Bob Abernethy


Robert Gordon "Bob" Abernethy is an American journalist, best known for serving various roles during a 42-year career with NBC News. He later co-created, and was executive editor and host of Religion & Ethics Newsweekly, which aired on PBS from 1997 until 2017.

Early career

Abernethy received his bachelor's and master's degrees from the Woodrow Wilson School of Public and International Affairs at Princeton University. His broadcasting career began in 1951, at WBUD radio in Morrisville, Pennsylvania.

NBC

After graduating from Princeton in 1952, Abernethy went to work at NBC News. He was assigned to the network's Washington, D.C. bureau in 1953 and spent two years there before being transferred to London. He returned to Washington in 1958 to report and anchor network news updates. From 1961 until 1963 Abernethy hosted a weekly television news magazine for NBC, Update, which targeted teenagers and young adults. He also anchored the network's coverage of the Northeast blackout of 1965 from its Washington news bureau.
In August 1966 NBC transferred Abernethy again, this time to Los Angeles, and assigned him to anchor evening newscasts at its owned-and-operated television station KNBC. Abernethy anchored at KNBC until 1970, but remained on the newscasts as an interviewer, special correspondent, and commentator. He also served as moderator of a local public affairs program on the station, KNBC News Conference.

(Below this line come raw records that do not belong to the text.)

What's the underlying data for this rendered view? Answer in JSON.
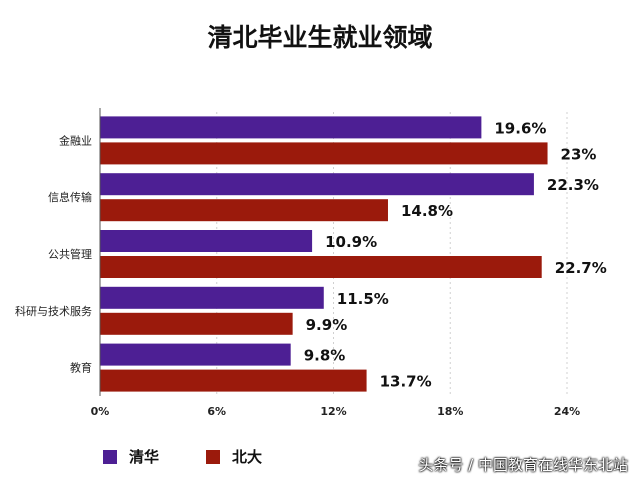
{
  "chart_data": {
    "type": "bar",
    "orientation": "horizontal",
    "title": "清北毕业生就业领域",
    "categories": [
      "金融业",
      "信息传输",
      "公共管理",
      "科研与技术服务",
      "教育"
    ],
    "series": [
      {
        "name": "清华",
        "values": [
          19.6,
          22.3,
          10.9,
          11.5,
          9.8
        ],
        "labels": [
          "19.6%",
          "22.3%",
          "10.9%",
          "11.5%",
          "9.8%"
        ],
        "color": "#4d1f94"
      },
      {
        "name": "北大",
        "values": [
          23,
          14.8,
          22.7,
          9.9,
          13.7
        ],
        "labels": [
          "23%",
          "14.8%",
          "22.7%",
          "9.9%",
          "13.7%"
        ],
        "color": "#9b1a0c"
      }
    ],
    "xlim": [
      0,
      24
    ],
    "xticks": [
      "0%",
      "6%",
      "12%",
      "18%",
      "24%"
    ],
    "xlabel": "",
    "ylabel": "",
    "grid": "vertical-dashed",
    "legend_position": "bottom-left"
  },
  "watermark": "头条号 / 中国教育在线华东北站"
}
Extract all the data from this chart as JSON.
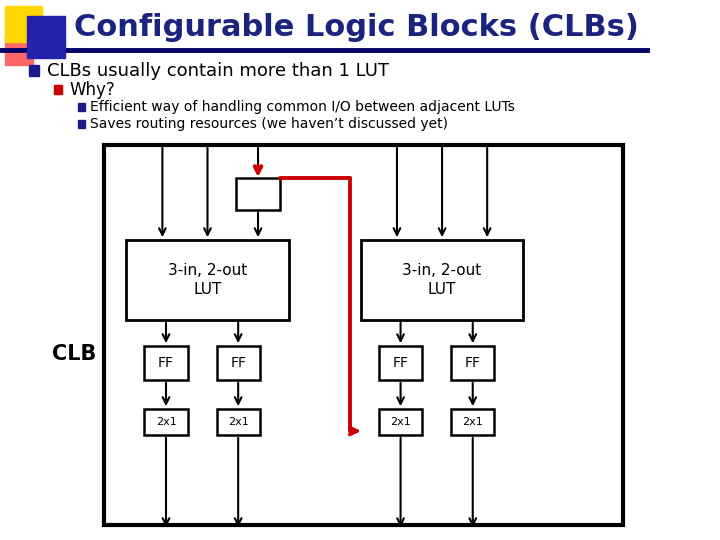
{
  "title": "Configurable Logic Blocks (CLBs)",
  "title_color": "#1a237e",
  "title_fontsize": 22,
  "bg_color": "#ffffff",
  "header_line_color": "#000066",
  "bullet1": "CLBs usually contain more than 1 LUT",
  "bullet2": "Why?",
  "sub_bullet1": "Efficient way of handling common I/O between adjacent LUTs",
  "sub_bullet2": "Saves routing resources (we haven’t discussed yet)",
  "clb_label": "CLB",
  "lut_label": "3-in, 2-out\nLUT",
  "mux_label": "2x1",
  "ff_label": "FF",
  "bullet_color1": "#1a1a8c",
  "bullet_color2": "#cc0000",
  "sub_bullet_color": "#1a1a8c",
  "diagram_border_color": "#000000",
  "red_line_color": "#cc0000",
  "arrow_color": "#000000"
}
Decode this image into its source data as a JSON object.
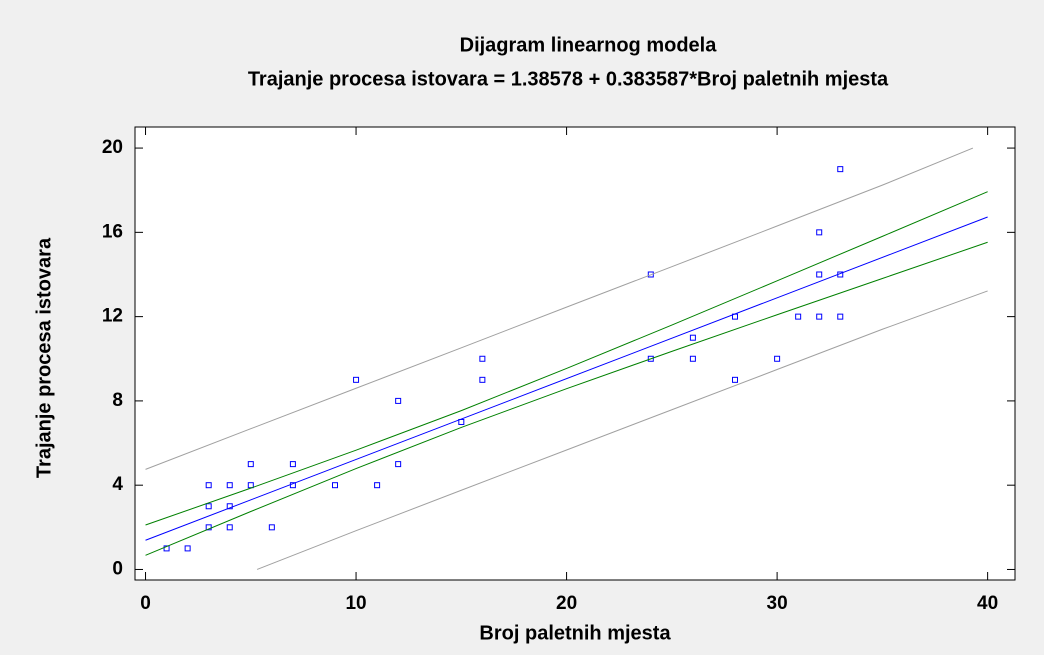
{
  "chart_data": {
    "type": "scatter",
    "title": "Dijagram linearnog modela",
    "subtitle": "Trajanje procesa istovara = 1.38578 + 0.383587*Broj paletnih mjesta",
    "x_label": "Broj paletnih mjesta",
    "y_label": "Trajanje procesa istovara",
    "xlim": [
      -0.5,
      41.3
    ],
    "ylim": [
      -0.5,
      21
    ],
    "xticks": [
      0,
      10,
      20,
      30,
      40
    ],
    "yticks": [
      0,
      4,
      8,
      12,
      16,
      20
    ],
    "series": [
      {
        "kind": "points",
        "color": "#0000ff",
        "x": [
          1,
          2,
          3,
          3,
          3,
          4,
          4,
          4,
          5,
          5,
          6,
          7,
          7,
          9,
          10,
          11,
          12,
          12,
          15,
          16,
          16,
          24,
          24,
          26,
          26,
          28,
          28,
          30,
          31,
          32,
          32,
          32,
          33,
          33,
          33
        ],
        "values": [
          1,
          1,
          2,
          3,
          4,
          2,
          3,
          4,
          4,
          5,
          2,
          4,
          5,
          4,
          9,
          4,
          5,
          8,
          7,
          9,
          10,
          10,
          14,
          10,
          11,
          9,
          12,
          10,
          12,
          12,
          14,
          16,
          12,
          14,
          19
        ]
      },
      {
        "kind": "line",
        "color": "#0000ff",
        "x": [
          0,
          40
        ],
        "values": [
          1.386,
          16.729
        ]
      },
      {
        "kind": "line",
        "color": "#008000",
        "x": [
          0,
          5,
          10,
          15,
          20,
          25,
          30,
          35,
          40
        ],
        "values": [
          2.11,
          3.86,
          5.66,
          7.54,
          9.54,
          11.6,
          13.7,
          15.81,
          17.93
        ]
      },
      {
        "kind": "line",
        "color": "#008000",
        "x": [
          0,
          5,
          10,
          15,
          20,
          25,
          30,
          35,
          40
        ],
        "values": [
          0.67,
          2.75,
          4.79,
          6.74,
          8.58,
          10.35,
          12.09,
          13.81,
          15.53
        ]
      },
      {
        "kind": "line",
        "color": "#a0a0a0",
        "x": [
          0,
          5,
          10,
          15,
          20,
          25,
          30,
          35,
          39.3
        ],
        "values": [
          4.75,
          6.68,
          8.6,
          10.52,
          12.45,
          14.37,
          16.3,
          18.24,
          20
        ]
      },
      {
        "kind": "line",
        "color": "#a0a0a0",
        "x": [
          5.3,
          10,
          15,
          20,
          25,
          30,
          35,
          40
        ],
        "values": [
          0,
          1.84,
          3.76,
          5.67,
          7.58,
          9.49,
          11.4,
          13.22
        ]
      }
    ]
  }
}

After 11 years at KNBC, Abernethy left Los Angeles in 1977 and returned to NBC's Washington bureau to report for the Today Show, where he appeared alongside former KNBC colleague Tom Brokaw.
Abernethy took a leave from NBC in 1984 to study briefly at Yale Divinity School in New Haven, Connecticut. He returned to the network a year later to Washington, and in 1989 accepted what would be his final NBC assignment, chief correspondent of the Moscow bureau.

Public Television

Abernethy completed his Moscow assignment in 1994 and subsequently retired from NBC. He spent the next three years developing Religion & Ethics NewsWeekly for PBS. Using his personal background as part of a family of Northern Baptist ministers, his education at Yale Divinity and having covered religion stories for NBC, Abernethy crafted the program to fill a void in objective reporting of faith-based issues in American television. Religion & Ethics NewsWeekly premiered in September 1997, produced by WNET in New York City and underwritten primarily by a $5 million grant from the Lilly Endowment. An executive there said it was one of the largest amounts our religion program has ever made to a single project.
The program ended in February 2017 after a nearly 20-year run.

Personal life

Abernethy is married to Marie Cheremeteff Grove. They have two daughters, one stepdaughter, and three stepsons. They currently live in Washington, D.C., and Jaffrey, New Hampshire, and are ordained members of the United Church of Christ.